En lo particular no me gusta la palabra “eutanasia”; porque en su origen griego significa, más o menos, muerte buena o buena muerte. Y yo, por lo menos, no veo la muerte como buena en nada, aunque la acepto como inevitable, biológicamente. Hoy una de mis hijas mi pidió que le diera mi opinión sobre ese tema, por un debate escolar. Saturado, como estoy, de la filosofía estoica, que veía el suicidio como un acto de valor, en ciertas circunstancias, me tomó algún tiempo armarme de objetividad y darle mi opinión sincera y franca.
A pesar de que los padres somos como un hierro que se marca indeleblemente, y tal vez por siempre, en la mente de los hijos, preferí que el corazón hablara sobre el tema, y le pude hablar con toda libertad, como si yo hablara conmigo mismo. Di mi primeros pasos en el tema.
Para mí la muerte es algo muy sencillo; tan sencillo como el nacimiento es parte de la vida. Pero sepan que su sencillez jamás será lo mismo que su aceptación. Por naturaleza, por instinto y por evolución, no podemos aceptar la muerte como algo tan sencillo, ni tampoco resignarnos a ella a punta de razón. Ese instinto de supervivencia es más fuerte incluso que la voluntad del hombre, más esclavo del oxígeno que los diafragmas cuando inhalan, y más potente y poderoso que la propia sed de los sedientos.
Desde el momento de la concepción, todo se traduce en una lucha que se eleva y se rebela contra el tránsito final de la partida de la que nadie ya regresa. Luchamos por el crecimiento desde el vientre, asistidos más por ese instinto que por el propio amor y los cuidados de los progenitores. Aunque no tengamos las razones por las que vivir, vivimos; aunque estemos en el borde mismo del abismo de la muerte, resistimos y nos aferramos. De eso se trata la existencia y todo organismo que no goza de ese impulso, se extingue simplemente.

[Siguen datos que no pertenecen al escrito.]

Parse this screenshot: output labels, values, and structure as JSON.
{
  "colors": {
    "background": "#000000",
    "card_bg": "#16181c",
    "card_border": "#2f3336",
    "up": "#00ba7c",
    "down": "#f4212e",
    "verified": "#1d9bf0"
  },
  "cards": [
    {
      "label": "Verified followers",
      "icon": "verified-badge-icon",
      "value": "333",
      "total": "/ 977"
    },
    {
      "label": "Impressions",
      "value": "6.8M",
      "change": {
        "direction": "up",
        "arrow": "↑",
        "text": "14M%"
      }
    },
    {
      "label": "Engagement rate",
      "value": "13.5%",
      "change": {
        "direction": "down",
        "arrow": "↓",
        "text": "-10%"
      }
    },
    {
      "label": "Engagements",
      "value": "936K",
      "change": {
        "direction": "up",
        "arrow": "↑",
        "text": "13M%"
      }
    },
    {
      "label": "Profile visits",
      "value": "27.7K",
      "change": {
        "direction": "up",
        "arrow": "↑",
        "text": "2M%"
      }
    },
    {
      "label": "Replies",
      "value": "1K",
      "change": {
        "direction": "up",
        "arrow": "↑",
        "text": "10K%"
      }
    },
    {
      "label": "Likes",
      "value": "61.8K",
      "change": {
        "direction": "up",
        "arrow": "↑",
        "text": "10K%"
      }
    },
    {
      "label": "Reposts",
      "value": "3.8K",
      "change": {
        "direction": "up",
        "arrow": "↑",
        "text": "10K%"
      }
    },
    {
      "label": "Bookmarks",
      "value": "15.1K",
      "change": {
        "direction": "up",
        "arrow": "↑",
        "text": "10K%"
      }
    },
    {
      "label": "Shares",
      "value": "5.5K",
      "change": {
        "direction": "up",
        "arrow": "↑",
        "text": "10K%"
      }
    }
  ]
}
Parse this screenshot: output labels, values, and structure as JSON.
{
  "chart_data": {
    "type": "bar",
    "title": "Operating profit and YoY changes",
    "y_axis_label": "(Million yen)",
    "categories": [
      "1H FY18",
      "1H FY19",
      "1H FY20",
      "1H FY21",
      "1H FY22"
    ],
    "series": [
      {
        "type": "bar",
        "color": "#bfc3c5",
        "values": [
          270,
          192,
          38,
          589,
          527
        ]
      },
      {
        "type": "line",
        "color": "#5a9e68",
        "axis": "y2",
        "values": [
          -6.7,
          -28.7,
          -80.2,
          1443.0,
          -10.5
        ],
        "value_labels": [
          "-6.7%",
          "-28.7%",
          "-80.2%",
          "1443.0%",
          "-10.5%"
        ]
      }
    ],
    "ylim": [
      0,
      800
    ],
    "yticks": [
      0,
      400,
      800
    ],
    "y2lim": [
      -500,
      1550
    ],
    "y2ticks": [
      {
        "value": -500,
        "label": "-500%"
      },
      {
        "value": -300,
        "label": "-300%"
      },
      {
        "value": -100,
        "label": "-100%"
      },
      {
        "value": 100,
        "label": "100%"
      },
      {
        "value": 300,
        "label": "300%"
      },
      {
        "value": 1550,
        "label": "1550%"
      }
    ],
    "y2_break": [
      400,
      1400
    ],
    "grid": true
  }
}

Recientemente pude leer la carta de despedida de ese conocido autor Carlos Alberto Montaner, publicada luego de su muerte asistida, o su eutanasia, en 2023. Lo que más me llamó la atención fueron algunas de sus últimas frases al final del escrito: “¿Se quiere una mayor libertad que la de elegir el momento de la partida?”. Lo admiro; pero no lo entiendo. Porque para entenderlo realmente habría que ser él, en medio de sus sufrimientos como víctima del Parkinson y como el testigo de cómo se apagaba la luz intelectual de su conciencia tan brillante. Su opinión es válida, pero está teñida del ansia de morir producto de su sufrimiento crónico, largamente resistido. Para el resto de nosotros, aceptar la muerte como bálsamo es cosa que está fuera de la discusión. El hombre sano, en promedio, quiere vivir, y vivir siempre, aunque sea esta último una mera fantasía. Jamás aceptará su muerte y, si goza de capacidad mental en medio de ese trance, sumará razones al instinto de supervivencia que no queda cercenado con el corte del cordón umbilical.
La muerte asistida no me parece a mí una buena muerte, o una eutanasia, sino un remedio para el sufrimiento intolerable, un alivio para el dolor que, en vida, no encuentra remedio. Apoyarla en otras circunstancias es insostenible para mí, como para todo ser que siente que el momento de la transición lo encontrará luchando siempre, justamente como vino al mundo.